American Hustle Soundtrack
Vinyl Record Reviews
Turntable: VPI ScoutMaster II, JMW Signature 9”
Cartridge: Denon DL-103R
Phono Section: Parks Audio SUT (Cinemag CM1254) + Lounge Audio LCR MKII
Amp: Marantz 2285B (Restored)
Record Store Day (RSD) is one of those occasions that can send any record collector, aka “Vinylphile”, into a frenzy. You narrow down your picks from the selection of RSD specials, zoom in on a familiar record store so that you know exactly which shelves to run to and then of course, come rain, snow or shine, make sure you get there ahead of time only to find a queue of passionate vinyl nerds that has already formed way ahead of you. OK, maybe when I say “You”, I really mean “I”, but this pretty much sums up my Friday morning of November 28th, 2014 which was not only RSD 2014 but also Black Friday, a day I absolutely abhor for shopping. Lucky for me, the turnout at AKA Music in the old city neighbourhood of Philadelphia wasn’t very overwhelming, but it did consist of people who knew exactly what they wanted, so I was mighty pleased when I managed to get my hands on the RSD first release of the soundtrack from the film American Hustle.
This film has it all, plunging necklines, ugly men with hot women, receding hairlines, funky suits and best of all an excellent soundtrack. The film and its “over the top” storyline didn’t do much for me, but its excellent choice of songs kept me tuned in right to the end and this RSD release was exactly what I’d been waiting for.
Over the past many years I’ve come to the realisation that the best music compilations come in the form of film soundtracks. They are generally well curated and excellently mastered as opposed to many third party compilations of questionable quality. The soundtrack of American Hustle is no different, but what makes it particularly interesting is the vinyl package which seems to have been put together very well.
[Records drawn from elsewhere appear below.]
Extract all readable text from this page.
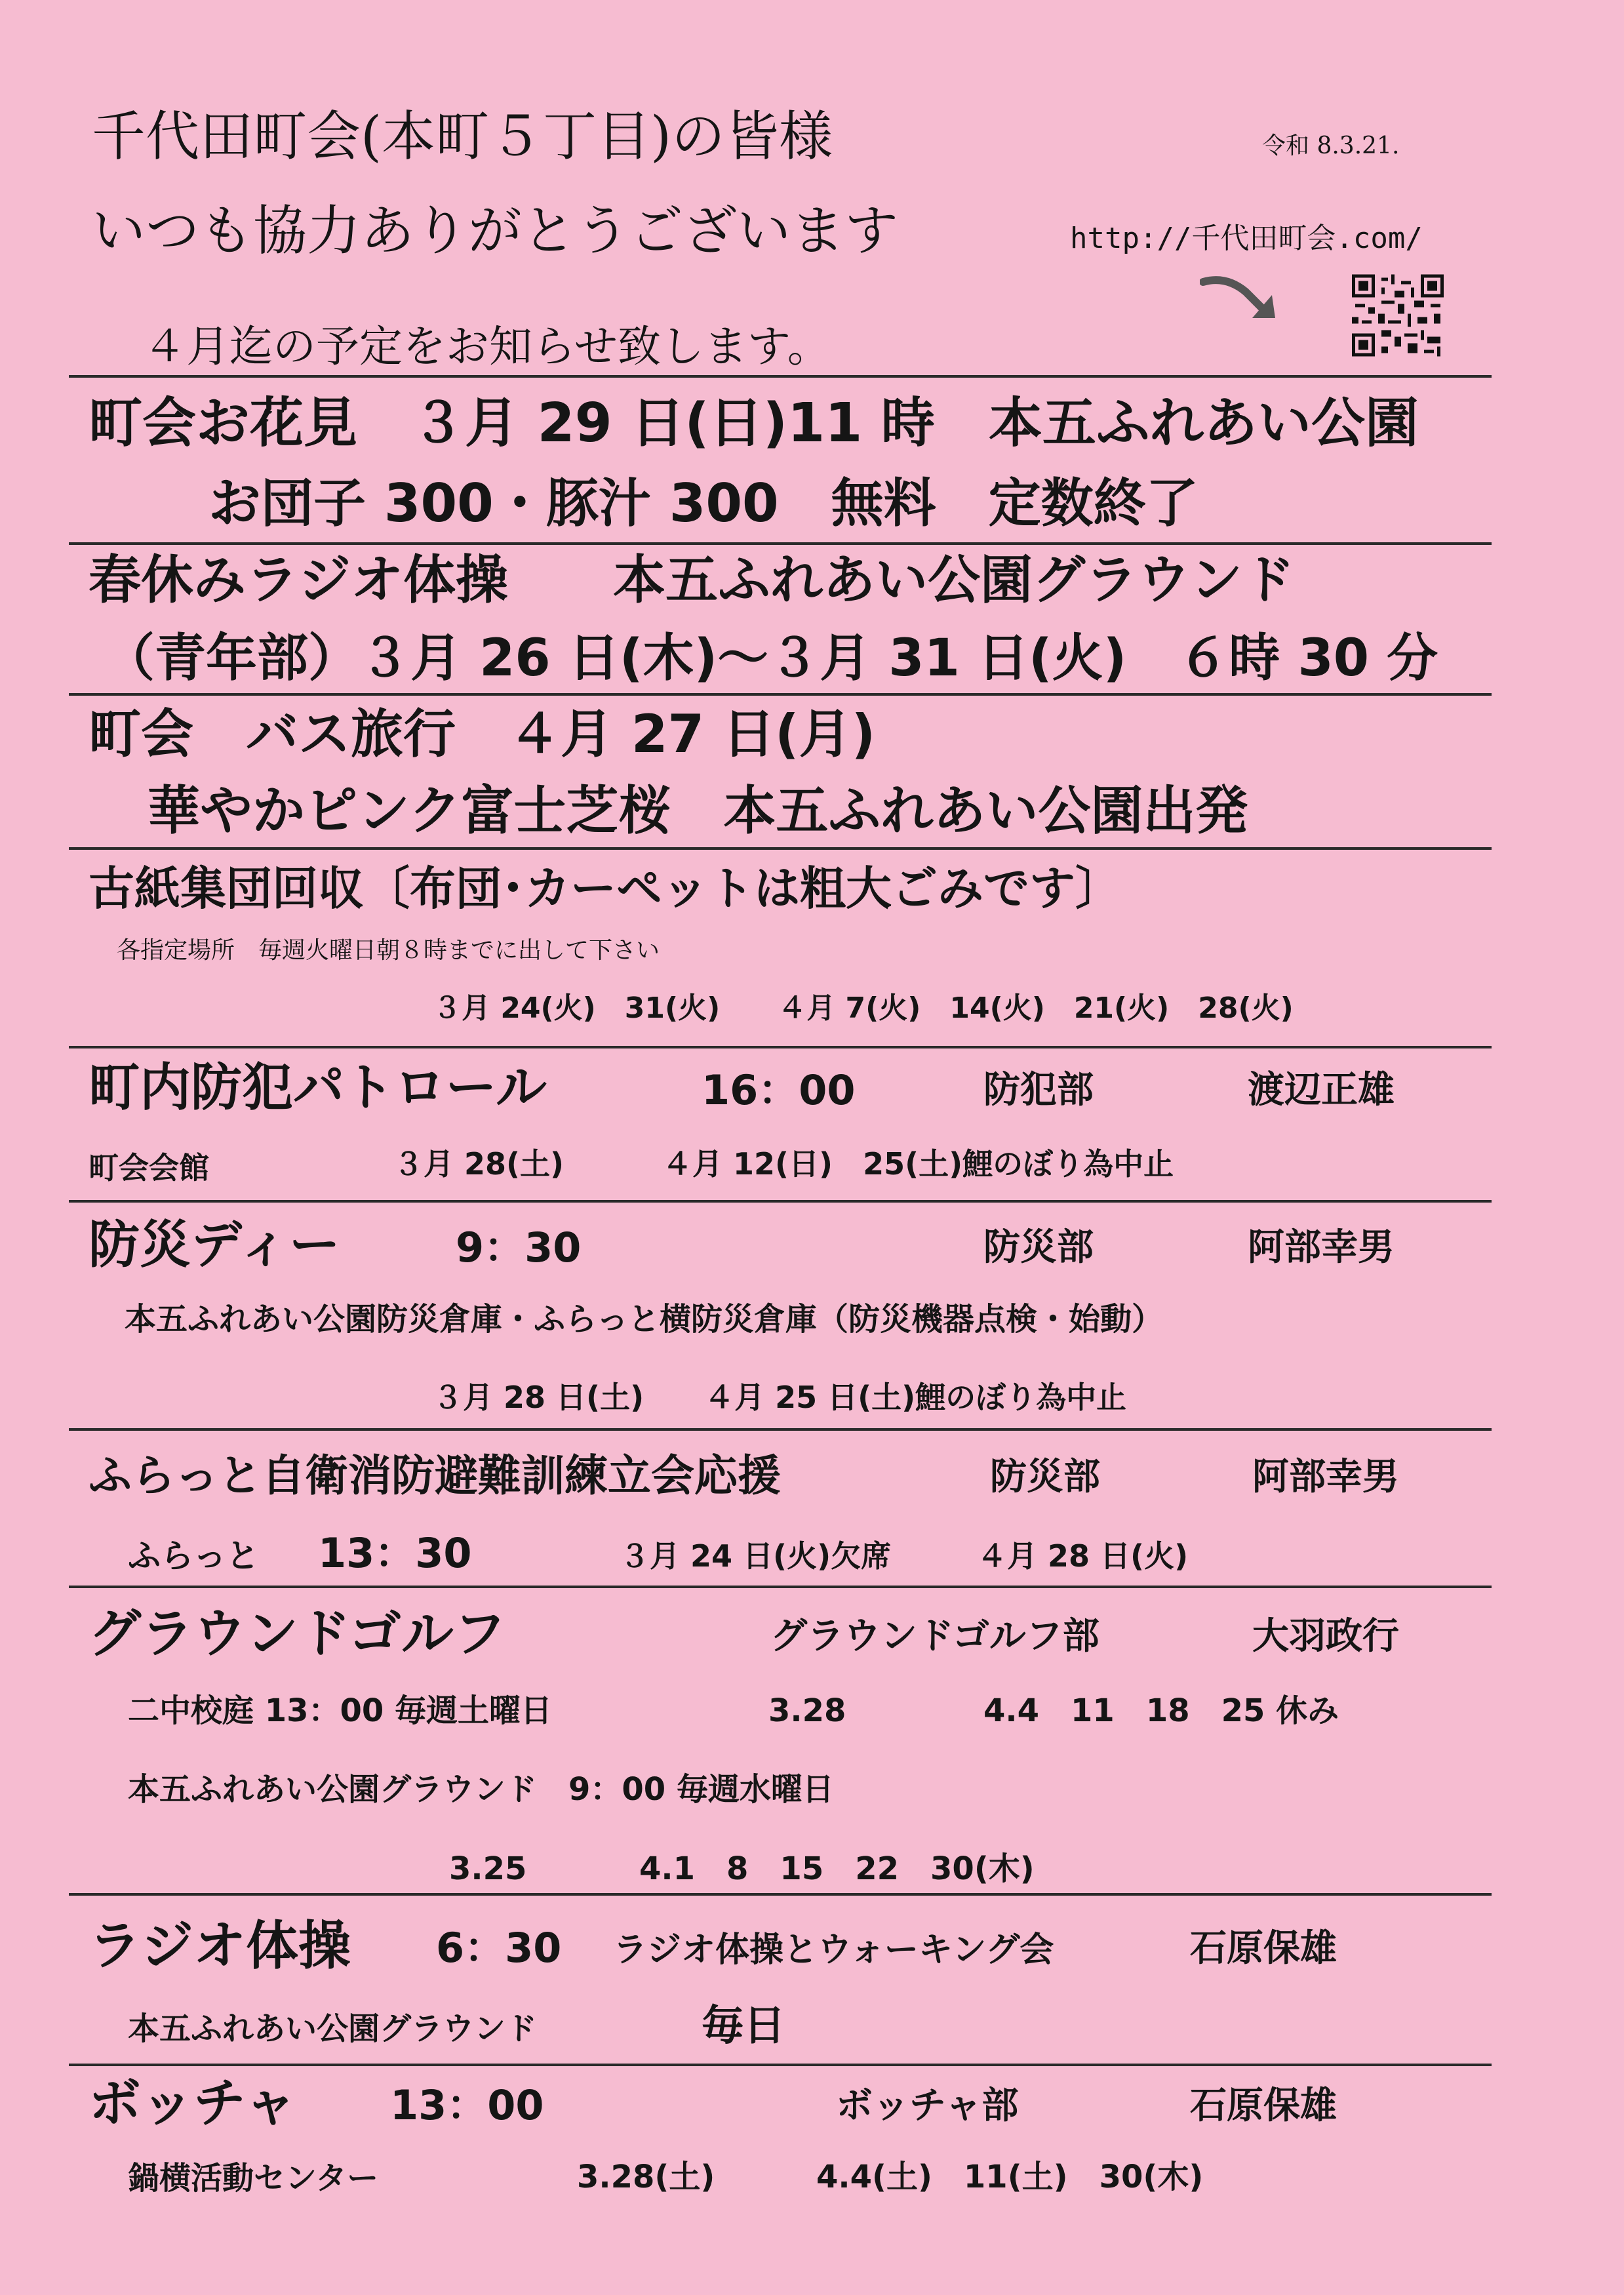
千代田町会(本町５丁目)の皆様	令和 8.3.21.
いつも協力ありがとうございます	http://千代田町会.com/
４月迄の予定をお知らせ致します。
町会お花見　３月 29 日(日)11 時　本五ふれあい公園
お団子 300・豚汁 300　無料　定数終了
春休みラジオ体操　　本五ふれあい公園グラウンド
（青年部）３月 26 日(木)～３月 31 日(火)　６時 30 分
町会　バス旅行　４月 27 日(月)
華やかピンク富士芝桜　本五ふれあい公園出発
古紙集団回収〔布団･カーペットは粗大ごみです〕
各指定場所　毎週火曜日朝８時までに出して下さい
３月 24(火)　31(火)　　４月 7(火)　14(火)　21(火)　28(火)
町内防犯パトロール	16：00	防犯部	渡辺正雄
町会会館	３月 28(土)	４月 12(日)　25(土)鯉のぼり為中止
防災ディー	9：30	防災部	阿部幸男
本五ふれあい公園防災倉庫・ふらっと横防災倉庫（防災機器点検・始動）
３月 28 日(土)　　４月 25 日(土)鯉のぼり為中止
ふらっと自衛消防避難訓練立会応援	防災部	阿部幸男
ふらっと 13：30	３月 24 日(火)欠席	４月 28 日(火)
グラウンドゴルフ	グラウンドゴルフ部	大羽政行
二中校庭 13：00 毎週土曜日	3.28	4.4　11　18　25 休み
本五ふれあい公園グラウンド　9：00 毎週水曜日
3.25	4.1　8　15　22　30(木)
ラジオ体操 6：30 ラジオ体操とウォーキング会	石原保雄
本五ふれあい公園グラウンド	毎日
ボッチャ 13：00	ボッチャ部	石原保雄
鍋横活動センター	3.28(土)	4.4(土)　11(土)　30(木)
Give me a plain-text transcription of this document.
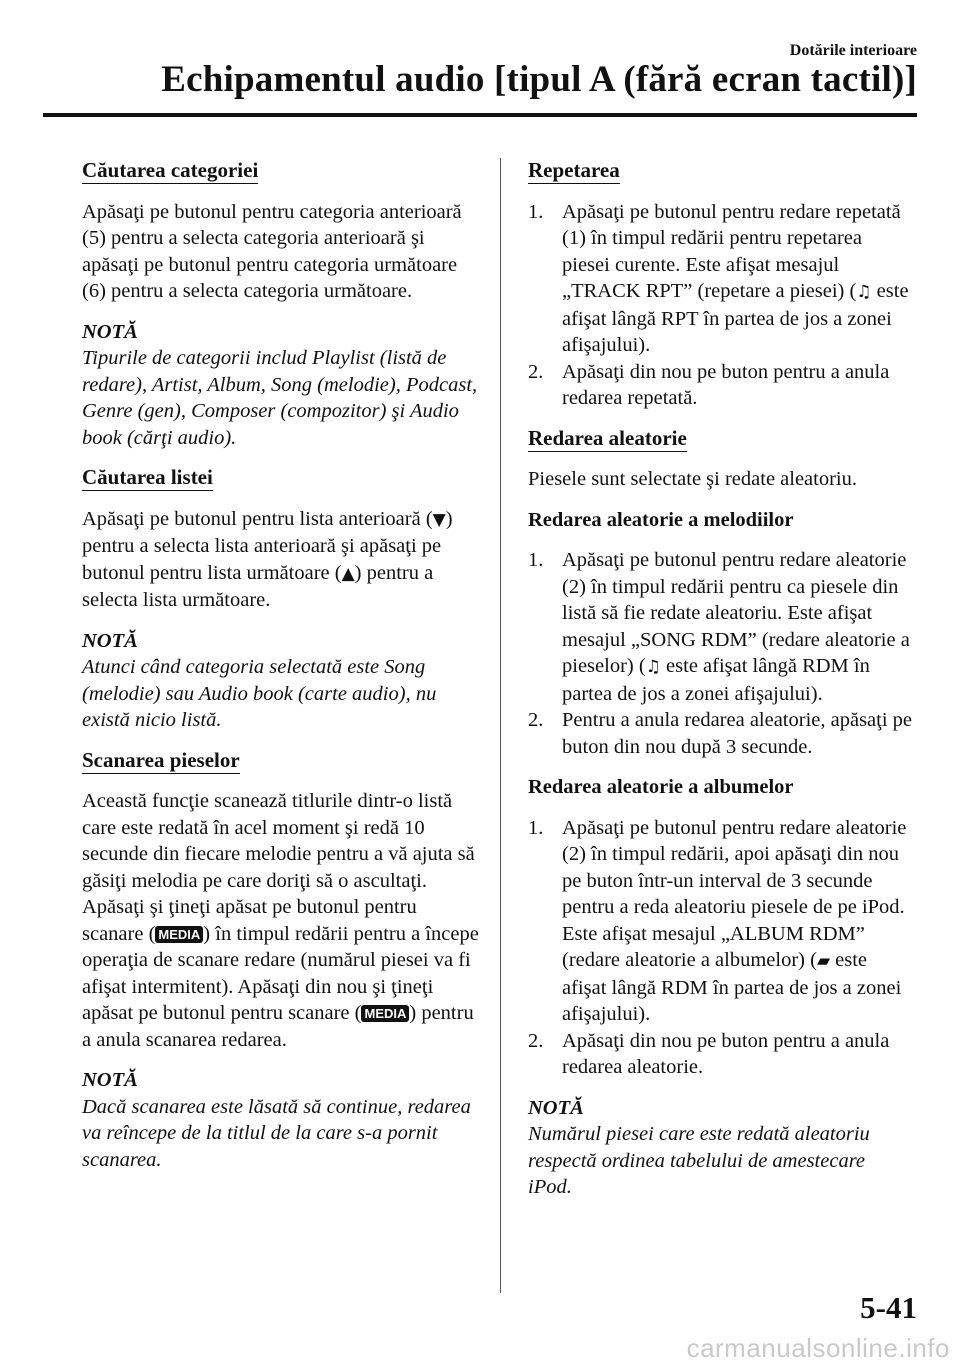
Dotările interioare
Echipamentul audio [tipul A (fără ecran tactil)]
Căutarea categoriei

Apăsaţi pe butonul pentru categoria anterioară (5) pentru a selecta categoria anterioară şi apăsaţi pe butonul pentru categoria următoare (6) pentru a selecta categoria următoare.

NOTĂ

Tipurile de categorii includ Playlist (listă de redare), Artist, Album, Song (melodie), Podcast, Genre (gen), Composer (compozitor) şi Audio book (cărţi audio).

Căutarea listei

Apăsaţi pe butonul pentru lista anterioară (▼) pentru a selecta lista anterioară şi apăsaţi pe butonul pentru lista următoare (▲) pentru a selecta lista următoare.

NOTĂ

Atunci când categoria selectată este Song (melodie) sau Audio book (carte audio), nu există nicio listă.

Scanarea pieselor

Această funcţie scanează titlurile dintr-o listă care este redată în acel moment şi redă 10 secunde din fiecare melodie pentru a vă ajuta să găsiţi melodia pe care doriţi să o ascultaţi.

Apăsaţi şi ţineţi apăsat pe butonul pentru scanare ( MEDIA ) în timpul redării pentru a începe operaţia de scanare redare (numărul piesei va fi afişat intermitent). Apăsaţi din nou şi ţineţi apăsat pe butonul pentru scanare ( MEDIA ) pentru a anula scanarea redarea.

NOTĂ

Dacă scanarea este lăsată să continue, redarea va reîncepe de la titlul de la care s-a pornit scanarea.

Repetarea
1. Apăsaţi pe butonul pentru redare repetată (1) în timpul redării pentru repetarea piesei curente. Este afişat mesajul „TRACK RPT” (repetare a piesei) (♫ este afişat lângă RPT în partea de jos a zonei afişajului).
2. Apăsaţi din nou pe buton pentru a anula redarea repetată.
Redarea aleatorie

Piesele sunt selectate şi redate aleatoriu.

Redarea aleatorie a melodiilor
1. Apăsaţi pe butonul pentru redare aleatorie (2) în timpul redării pentru ca piesele din listă să fie redate aleatoriu. Este afişat mesajul „SONG RDM” (redare aleatorie a pieselor) (♫ este afişat lângă RDM în partea de jos a zonei afişajului).
2. Pentru a anula redarea aleatorie, apăsaţi pe buton din nou după 3 secunde.
Redarea aleatorie a albumelor
1. Apăsaţi pe butonul pentru redare aleatorie (2) în timpul redării, apoi apăsaţi din nou pe buton într-un interval de 3 secunde pentru a reda aleatoriu piesele de pe iPod. Este afişat mesajul „ALBUM RDM” (redare aleatorie a albumelor) (▰ este afişat lângă RDM în partea de jos a zonei afişajului).
2. Apăsaţi din nou pe buton pentru a anula redarea aleatorie.
NOTĂ

Numărul piesei care este redată aleatoriu respectă ordinea tabelului de amestecare iPod.

5-41
carmanualsonline.info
Priced at $39.99 this isn’t cheap, but the quality of the vinyl and packaging are quite excellent. This release consists of a 2xLP gatefold with some really nice photographs on the inside as well as on the vinyl sleeves, but no poster or liner notes whatsoever. I was really hoping there would be some literature on what went into the curation of these songs and how they were mastered. The records themselves appear to be 150g audiophile grade and are coloured vinyl, LP #1 in Red & LP #2 in Blue. The entire package feels quite substantial in your hands and definitely felt like money well spent to me.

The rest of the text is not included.